Amari Cooper, WR, Alabama
Did you see that guy who always seemed to be running wide open past safeties and corners during Alabama games last season? That was Cooper, and he might be the first wide receiver taken in next year’s draft.
Cooper’s appeal is a bit different than some of the other wide receivers who have gone in the top 10 lately. He’s not dropping his shoulder and running people over like Sammy Watkins, he isn’t 6-foot-4 like A.J. Green, and he doesn’t have the insane college production of Justin Blackmon. Cooper is about 6-foot-1, somewhere close to 210 pounds, and he’ll probably run his 40 in just about 4.4 seconds. What’s to like about Cooper is that he’s just really good at playing wide receiver.
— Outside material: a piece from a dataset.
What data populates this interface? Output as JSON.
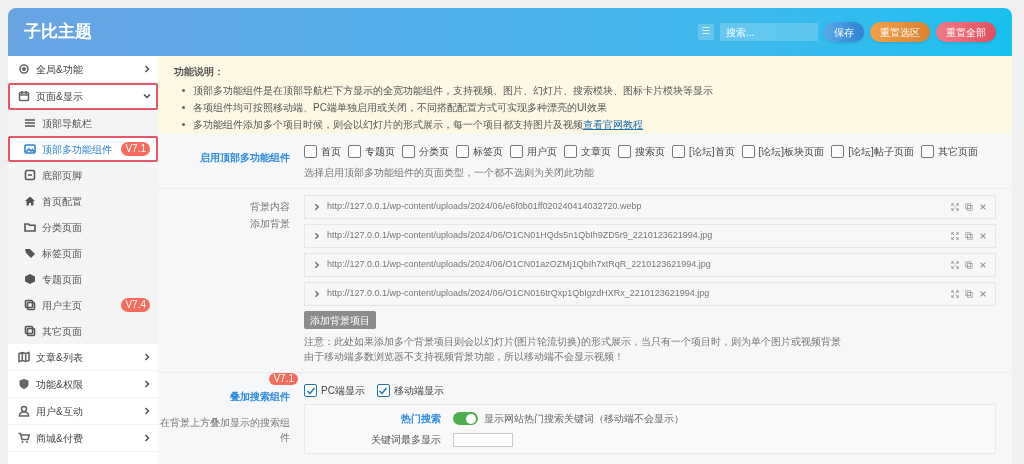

He runs good routes for someone so young, he catches what’s thrown his way, and most importantly, he’s always open.
He may not be as imposing as Julio Jones, nor was he as highly regarded a prospect, but there’s the same feeling that when he’s out there, there just isn’t much to worry about.
The Left Tackles
I’d say the left tackle plan at Texas A&M is working out. After Luke Joeckel was taken second overall in 2013, Jake Matthews slid from right tackle over to Johnny Manziel’s left side for a season. The Falcons took Matthews sixth overall in May, and now Cedric Ogbuehi looks to be on the same track. He’ll move to left tackle this year, and he’s apparently the best prospect at his position in the country, and a possible top-three pick. Kevin Sumlin shouldn’t have (and hasn’t had) a lot of trouble selling that program to the best high school tackles around.
Just like with the quarterbacks, competition won’t be hard to find, though. Stanford has done its own work in churning out NFL offensive linemen, and Andrus Peat is next in line. Peat is a 6-foot-7, smooth-moving tackle whom teams hope they can take in the top 10, throw on the left side, and not hear another word about for the next decade. Iowa tackle Brandon Scherff is also assumed to be a top-15 pick, but it’s thanks mostly to his ability to erase people in the run game. There was a video making the rounds last week of Scherff hang-cleaning 443 pounds — three times.
I don’t spend a ton of time around weights, and even I know that’s a lot. As far as the football goes, Scherff needs to work more on his footwork than his brute strength, to the point that some people see him as a right tackle in the NFL. He’ll get his best test in pass protection when Nebraska and Gregory come to Iowa City for the season finale on November 28.